El castillo de Santueri

Desde Santanyí tomamos la carretera Ma-14 dirección Felanitx. Pasamos por el pequeño pueblo de Cas Concos y después des Carritxó, poco antes de llegar a Felanitx, giramos a la derecha por el camino asfaltado del castillo de Santueri, que está perfectamente señalizado. Debemos recorrer los 5,4 km por esta vía para llegar a la base de la fortificación, después de pasar cerca de las casas de la possessió del Castell.

El castillo de Santueri ya existía durante la dominación islámica. Fue conquistado durante la segunda estancia de Jaime I en Mallorca, en 1231. En el Reparto correspondió al conde del Rosselló, Nunó Sanç. Cuando éste murió en 1241, pasó a manos de la corona. A lo largo del siglo XIV, se hicieron importantes obras de reforma. Durante la Germanía (1521-23), se mantuvo al lado del poder real, y resistió el asedio de los agermanados. Fue un punto de referencia en la defensa contra los corsarios, en los siglos XVI y XVII. Con el paso del tiempo, perdió importancia estratégica y en 1811 fue subastado y pasó a ser propiedad privada.
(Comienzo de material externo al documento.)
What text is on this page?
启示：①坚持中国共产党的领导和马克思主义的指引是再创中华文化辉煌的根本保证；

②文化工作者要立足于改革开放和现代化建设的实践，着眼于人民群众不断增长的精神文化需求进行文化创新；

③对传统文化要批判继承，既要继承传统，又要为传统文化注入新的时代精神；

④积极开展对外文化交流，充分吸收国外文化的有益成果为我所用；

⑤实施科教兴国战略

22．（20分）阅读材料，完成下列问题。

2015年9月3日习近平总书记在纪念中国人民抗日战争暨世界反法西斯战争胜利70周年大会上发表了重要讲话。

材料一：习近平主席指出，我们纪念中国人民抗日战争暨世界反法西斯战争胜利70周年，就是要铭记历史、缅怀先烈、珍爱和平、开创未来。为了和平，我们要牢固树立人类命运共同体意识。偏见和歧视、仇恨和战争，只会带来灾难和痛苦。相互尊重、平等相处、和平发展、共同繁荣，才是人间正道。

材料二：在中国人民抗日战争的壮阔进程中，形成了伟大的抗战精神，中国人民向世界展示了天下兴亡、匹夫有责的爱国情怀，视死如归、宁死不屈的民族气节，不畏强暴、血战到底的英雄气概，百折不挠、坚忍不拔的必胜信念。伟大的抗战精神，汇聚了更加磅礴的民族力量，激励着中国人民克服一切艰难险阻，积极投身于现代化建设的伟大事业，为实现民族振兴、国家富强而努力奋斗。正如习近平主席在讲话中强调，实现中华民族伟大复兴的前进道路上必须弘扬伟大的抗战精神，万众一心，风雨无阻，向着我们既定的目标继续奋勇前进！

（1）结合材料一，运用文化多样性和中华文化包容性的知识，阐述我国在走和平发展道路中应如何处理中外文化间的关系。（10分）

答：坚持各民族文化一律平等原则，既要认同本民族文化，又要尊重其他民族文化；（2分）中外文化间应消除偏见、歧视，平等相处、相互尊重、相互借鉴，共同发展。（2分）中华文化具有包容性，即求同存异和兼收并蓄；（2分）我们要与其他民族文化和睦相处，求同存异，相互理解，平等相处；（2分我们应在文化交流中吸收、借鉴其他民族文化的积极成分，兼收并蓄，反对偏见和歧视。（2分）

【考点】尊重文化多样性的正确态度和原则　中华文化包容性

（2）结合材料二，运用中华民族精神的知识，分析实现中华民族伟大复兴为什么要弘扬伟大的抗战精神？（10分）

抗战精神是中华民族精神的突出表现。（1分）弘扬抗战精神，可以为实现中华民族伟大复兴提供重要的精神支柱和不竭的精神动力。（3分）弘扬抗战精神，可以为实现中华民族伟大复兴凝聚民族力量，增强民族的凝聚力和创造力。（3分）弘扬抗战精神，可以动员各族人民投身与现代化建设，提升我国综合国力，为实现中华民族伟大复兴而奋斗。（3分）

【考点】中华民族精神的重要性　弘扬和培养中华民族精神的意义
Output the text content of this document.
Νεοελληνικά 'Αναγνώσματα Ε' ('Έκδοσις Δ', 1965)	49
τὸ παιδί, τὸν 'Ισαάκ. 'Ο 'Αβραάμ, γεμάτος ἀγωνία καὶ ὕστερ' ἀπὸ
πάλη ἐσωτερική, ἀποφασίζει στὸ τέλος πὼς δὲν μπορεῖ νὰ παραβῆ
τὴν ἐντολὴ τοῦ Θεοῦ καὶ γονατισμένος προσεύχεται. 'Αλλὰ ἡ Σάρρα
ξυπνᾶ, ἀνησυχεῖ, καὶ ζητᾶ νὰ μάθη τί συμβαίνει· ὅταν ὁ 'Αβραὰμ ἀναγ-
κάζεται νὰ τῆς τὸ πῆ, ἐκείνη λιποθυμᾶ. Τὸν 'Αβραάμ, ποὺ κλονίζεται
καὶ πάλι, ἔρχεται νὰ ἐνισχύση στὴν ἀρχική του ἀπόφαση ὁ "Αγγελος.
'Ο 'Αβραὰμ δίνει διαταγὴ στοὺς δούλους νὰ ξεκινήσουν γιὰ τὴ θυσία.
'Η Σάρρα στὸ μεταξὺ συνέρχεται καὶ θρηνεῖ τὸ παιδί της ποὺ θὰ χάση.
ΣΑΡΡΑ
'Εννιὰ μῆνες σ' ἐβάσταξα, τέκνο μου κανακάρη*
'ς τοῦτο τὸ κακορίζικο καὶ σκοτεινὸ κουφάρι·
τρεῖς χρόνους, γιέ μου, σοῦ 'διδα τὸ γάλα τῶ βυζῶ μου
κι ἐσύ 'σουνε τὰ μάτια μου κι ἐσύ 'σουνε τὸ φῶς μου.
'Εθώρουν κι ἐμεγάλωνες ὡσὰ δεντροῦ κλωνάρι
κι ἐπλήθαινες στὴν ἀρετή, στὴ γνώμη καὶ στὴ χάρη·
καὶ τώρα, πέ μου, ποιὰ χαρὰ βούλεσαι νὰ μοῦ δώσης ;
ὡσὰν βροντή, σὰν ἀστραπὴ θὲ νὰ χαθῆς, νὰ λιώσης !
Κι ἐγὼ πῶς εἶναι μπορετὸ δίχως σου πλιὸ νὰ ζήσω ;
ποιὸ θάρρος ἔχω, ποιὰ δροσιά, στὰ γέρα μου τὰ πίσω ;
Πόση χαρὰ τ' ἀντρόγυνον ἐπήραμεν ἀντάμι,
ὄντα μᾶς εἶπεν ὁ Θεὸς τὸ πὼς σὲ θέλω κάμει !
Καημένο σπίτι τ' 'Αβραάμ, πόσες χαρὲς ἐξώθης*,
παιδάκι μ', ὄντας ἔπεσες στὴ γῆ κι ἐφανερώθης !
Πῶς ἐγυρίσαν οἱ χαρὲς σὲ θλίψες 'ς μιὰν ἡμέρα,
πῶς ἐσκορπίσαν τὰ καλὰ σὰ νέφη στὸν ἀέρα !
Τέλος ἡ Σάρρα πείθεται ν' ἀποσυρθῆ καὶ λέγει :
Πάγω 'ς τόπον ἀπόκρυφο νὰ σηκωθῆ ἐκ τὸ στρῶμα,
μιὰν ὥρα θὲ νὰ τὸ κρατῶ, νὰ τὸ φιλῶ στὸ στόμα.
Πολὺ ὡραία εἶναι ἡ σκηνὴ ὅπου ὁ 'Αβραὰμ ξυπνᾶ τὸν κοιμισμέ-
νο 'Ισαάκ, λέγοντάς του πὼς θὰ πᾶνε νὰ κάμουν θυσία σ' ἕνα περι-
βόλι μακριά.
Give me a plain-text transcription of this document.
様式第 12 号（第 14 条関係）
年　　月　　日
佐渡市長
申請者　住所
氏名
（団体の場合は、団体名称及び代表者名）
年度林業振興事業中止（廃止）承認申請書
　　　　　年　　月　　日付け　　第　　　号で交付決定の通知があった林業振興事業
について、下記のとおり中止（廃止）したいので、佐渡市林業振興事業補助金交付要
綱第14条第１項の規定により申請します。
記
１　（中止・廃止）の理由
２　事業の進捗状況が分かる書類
Antes del portal de entrada, se encuentra la antemuralla o barbacana, con un portal de arco de medio punto adintelado. Destacamos la magnífica torre del homenaje, de sección circular, con canecillos, aspilleras y una cúpula que se encuentra derribada. De esta torre, que ocupa el vértice angular, salen los dos muros principales. El que mira a poniente tiene un coronamiento almenado. El otro muro, orientado hacia el sur-este, constituye la fachada principal. Han desaparecido las almenas, pero, en cambio, conserva canecillos lobulados y aspilleras. En la parte superior del portal, hay un segundo arco, que deja un pequeño espacio vacío, de sentido defensivo. Más a la derecha de la puerta, podemos ver dos torres de planta cuadrada, posiblemente de base musulmana.
En el interior del recinto, constituido por la ancha superficie de la gran mole rocosa natural, encontramos primeramente las estancias, en ruina, abrigadas a la sombra y protección de las murallas de entrada. A la derecha, localizamos la parte interior de las torres cuadradas, con un aljibe cerca de la primera. Más arriba, hay restos de diversas construcciones, entre las cuales destaca la bóveda medio hundida de otro aljibe. Una vez alcanzada la parte superior, el panorama es impresionante. En la parte más extrema, opuesta a la entrada, hay otro lienzo de muralla, que protegía el ángulo norte del castillo, que mira hacia Sant Salvador. Este ángulo fortificado se encuentra muy deteriorado, pero todavía muestra las aspilleras y el sistema de construcción llamado de espina de pez (con forma romboidal, técnica que proviene de la arquitectura romana, llamada “opus spicatum”). También encontraremos dos torres de planta cuadrada aisladas.